Popular music is the most banal and most mysterious thing imaginable, and it’s almost impossible to write about. A good song carries in each phrase fragments of thought, feeling, and sensation, all going by in a flash. It refers to things everybody knows, but it’s rooted in the specific muck of whoever wrote it/sings it. If it’s live, it includes the quick, erotic language of the body, a language at once too subtle and fundamental to be understood by the mind. So, along comes the intellectual writer and—oops! He’s squeezing down on the poor thing so hard, you think he’ll kill it, except he can’t even get his hands on it. Unless he’s Greil Marcus.
Invisible Republic, Marcus’s latest book, is a history, an analysis, and an adoration of Bob Dylan’s basement tapes. He starts with Dylan’s notorious performance at Newport (where Pete Seeger tried to cut the band’s power cables) and the subsequent outrage at Dylan’s apparent betrayal of folk music, positing that those so outraged had no idea what folk music really was—the crackpot mystic spirit of the “old, weird America,” much more dark and complex than earnest ballads like “Which Side Are You On?” could countenance. As Marcus quotes Dylan: “It comes about from legends, Bibles, plagues, and it revolves around vegetables and death. There’s nobody that’s going to kill traditional music. All those songs about roses growing out of people’s brains and lovers who are really geese and swans that turn into angels—they’re not going to die…traditional music is too unreal to die.”
For Marcus, the basement tapes are a particularly eccentric continuation of this tradition. In his imagination, the songs on the tapes become a town he calls Kill Devil Hills, a place populated by loonies, loungers, doomed girls, rapt sluts, preachers, criminals, con men, and rounders. They are the relations and descendants of Smithville—that is, the famous Anthology of American Folk Music created in 1952 by visionary nut Harry Smith, a place of ha’nts, crime, and revelation, where “every day is Judgment Day.” Marcus tells their story as a great subhistorical pageant that looms and dissolves with the inky dynamism of a Max Fleischer cartoon. His cast of characters and walk-ons includes Jonathan Edwards, Martin Luther King, Jr., the Ranters of seventeenth-century England, Randy Newman, novelist Steve Erickson, and Lincoln’s bust in The Manchurian Candidate. Costarring with Dylan are itinerant singers Frank Hutchison and Dock Boggs (the resident of Smithville most often found in Kill Devil Hills), who, according to Marcus, asks the musical question, “Given the chance to destroy…wouldn’t you take it?”
Marcus doesn’t grope and crush his subject in the way many critics do, because his writing works much like music: It flies by in a comet tail, pieces of thought, feeling, and image all scrambled together. These components are often not fully developed in the way one would typically expect of an essay, but, rather, play off one another with enigmatic grace of sound.
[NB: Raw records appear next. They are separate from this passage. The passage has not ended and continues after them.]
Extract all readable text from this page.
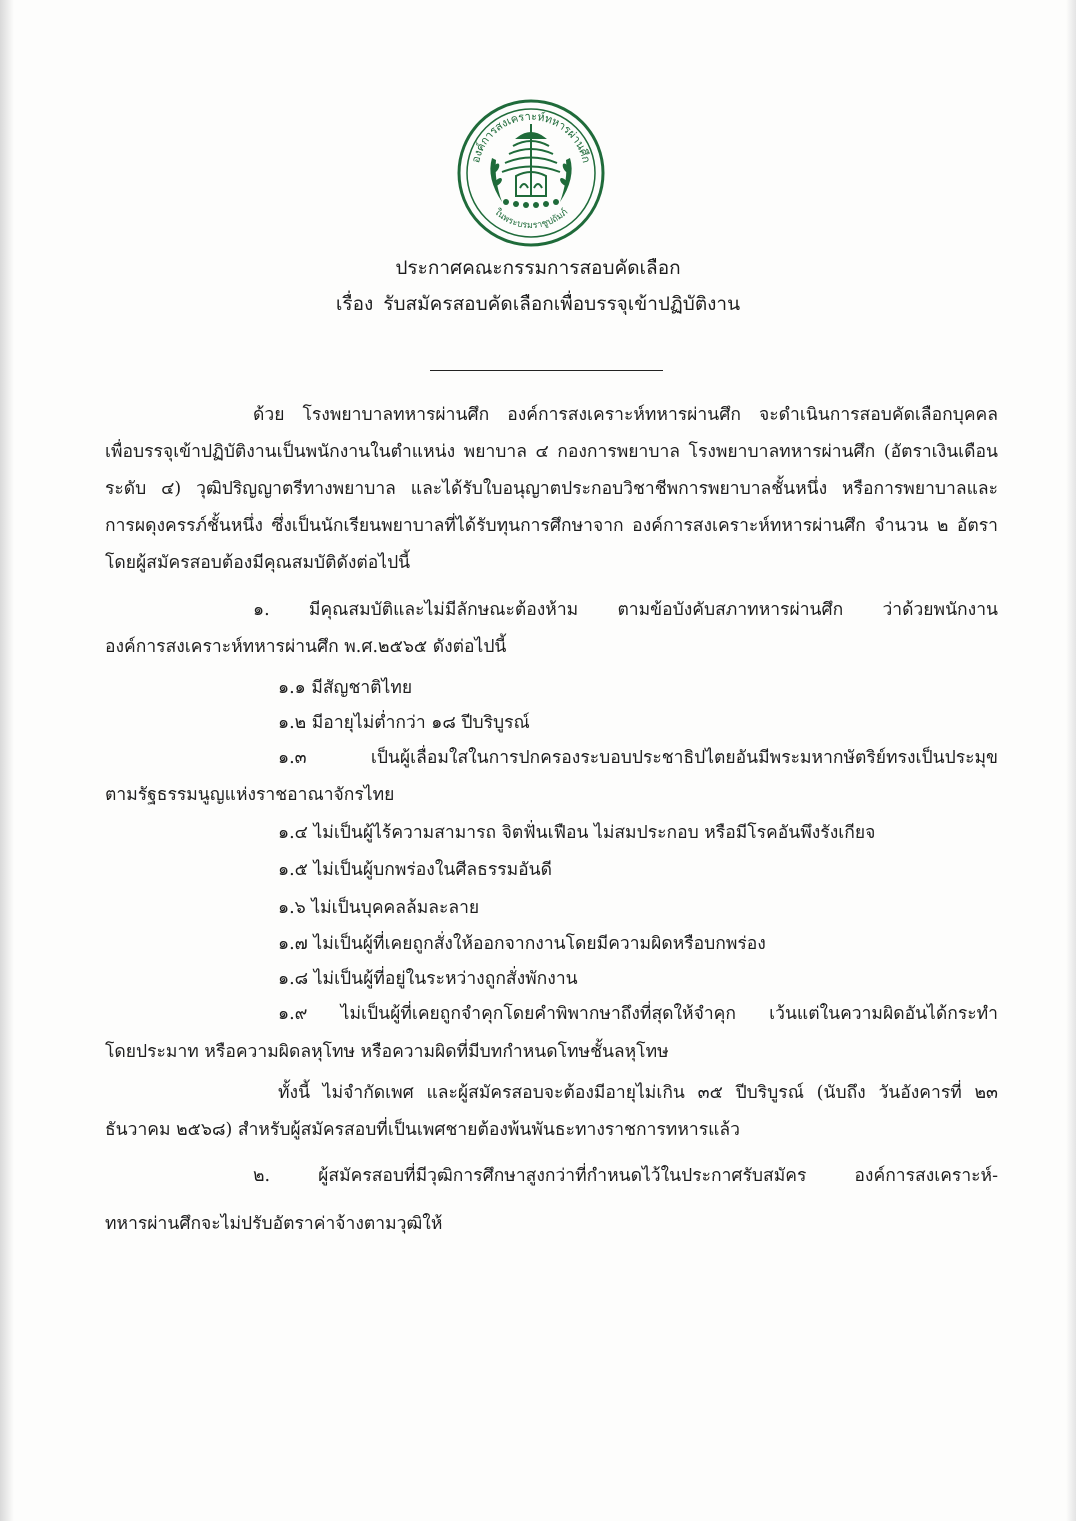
องค์การสงเคราะห์ทหารผ่านศึก
ในพระบรมราชูปถัมภ์
ประกาศคณะกรรมการสอบคัดเลือก
เรื่อง รับสมัครสอบคัดเลือกเพื่อบรรจุเข้าปฏิบัติงาน
ด้วย โรงพยาบาลทหารผ่านศึก องค์การสงเคราะห์ทหารผ่านศึก จะดำเนินการสอบคัดเลือกบุคคล
เพื่อบรรจุเข้าปฏิบัติงานเป็นพนักงานในตำแหน่ง พยาบาล ๔ กองการพยาบาล โรงพยาบาลทหารผ่านศึก (อัตราเงินเดือน
ระดับ ๔) วุฒิปริญญาตรีทางพยาบาล และได้รับใบอนุญาตประกอบวิชาชีพการพยาบาลชั้นหนึ่ง หรือการพยาบาลและ
การผดุงครรภ์ชั้นหนึ่ง ซึ่งเป็นนักเรียนพยาบาลที่ได้รับทุนการศึกษาจาก องค์การสงเคราะห์ทหารผ่านศึก จำนวน ๒ อัตรา
โดยผู้สมัครสอบต้องมีคุณสมบัติดังต่อไปนี้
๑. มีคุณสมบัติและไม่มีลักษณะต้องห้าม ตามข้อบังคับสภาทหารผ่านศึก ว่าด้วยพนักงาน
องค์การสงเคราะห์ทหารผ่านศึก พ.ศ.๒๕๖๕ ดังต่อไปนี้
๑.๑ มีสัญชาติไทย
๑.๒ มีอายุไม่ต่ำกว่า ๑๘ ปีบริบูรณ์
๑.๓ เป็นผู้เลื่อมใสในการปกครองระบอบประชาธิปไตยอันมีพระมหากษัตริย์ทรงเป็นประมุข
ตามรัฐธรรมนูญแห่งราชอาณาจักรไทย
๑.๔ ไม่เป็นผู้ไร้ความสามารถ จิตฟั่นเฟือน ไม่สมประกอบ หรือมีโรคอันพึงรังเกียจ
๑.๕ ไม่เป็นผู้บกพร่องในศีลธรรมอันดี
๑.๖ ไม่เป็นบุคคลล้มละลาย
๑.๗ ไม่เป็นผู้ที่เคยถูกสั่งให้ออกจากงานโดยมีความผิดหรือบกพร่อง
๑.๘ ไม่เป็นผู้ที่อยู่ในระหว่างถูกสั่งพักงาน
๑.๙ ไม่เป็นผู้ที่เคยถูกจำคุกโดยคำพิพากษาถึงที่สุดให้จำคุก เว้นแต่ในความผิดอันได้กระทำ
โดยประมาท หรือความผิดลหุโทษ หรือความผิดที่มีบทกำหนดโทษชั้นลหุโทษ
ทั้งนี้ ไม่จำกัดเพศ และผู้สมัครสอบจะต้องมีอายุไม่เกิน ๓๕ ปีบริบูรณ์ (นับถึง วันอังคารที่ ๒๓
ธันวาคม ๒๕๖๘) สำหรับผู้สมัครสอบที่เป็นเพศชายต้องพ้นพันธะทางราชการทหารแล้ว
๒. ผู้สมัครสอบที่มีวุฒิการศึกษาสูงกว่าที่กำหนดไว้ในประกาศรับสมัคร องค์การสงเคราะห์-
ทหารผ่านศึกจะไม่ปรับอัตราค่าจ้างตามวุฒิให้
When it works, it’s brilliant and sensually delightful, broad, almost corny, at one turn, piercing and refined at the next. Here, he describes Dylan’s performance at Newport:
Dylan puffs himself up with the declamatory intonations of Humphrey Bogart at the end of The Maltese Falcon, Mary Astor in his arms but spurning her pleas for deliverance: “I won’t because all of me wants to.” The rhythm is lost. Then “Phantom Engineer,” an early version of what on Highway 61 Revisited would be called “It Takes a Lot to Laugh, It Takes a Train to Cry,” and again the music is running. With Dylan singing a barbed Plain States drawl and his rhythm guitar pressing for speed, Bloomfield jumps the train and drives it: “I remember,” said Sim Webb, Casey Jones’s fireman when the Illinois Central 638 smashed into a freight train near Vaughan, Mississippi, on April 30, 1900, “that as I jumped from the cab, Casey held down the whistle in a long, piercing scream.” Bloomfield gets that sound.
This style is great when it works, but when it doesn’t, it can be vague and rambling, pursuing a too-abstract goal with the bombastic tenacity of a star guitarist who, planting one foot forward, leans into a solo and just won’t let up no matter what. There’s a sense of cataclysm to it that seems to have more to do with Marcus’s taste for cataclysm than anything else; every second is Judgment Day, and once that happens, well, you can pretty much sleep through it.
I read one such passage to a friend who is not educated, nor intellectual, but who is a huge Dylan fan. “It’s like a necklace of turkey wishbones,” she said. “You come across one, it’s pretty cool. You put ’em on a string and wear ’em around your neck, it’s a geek show.”
It wasn’t meant as a compliment, but it could be taken as such; you could applaud this book as a geek show, the kind that makes you blink, scratch your head, and look at the world with different eyes for a moment. Or more to the point, hear it with different ears.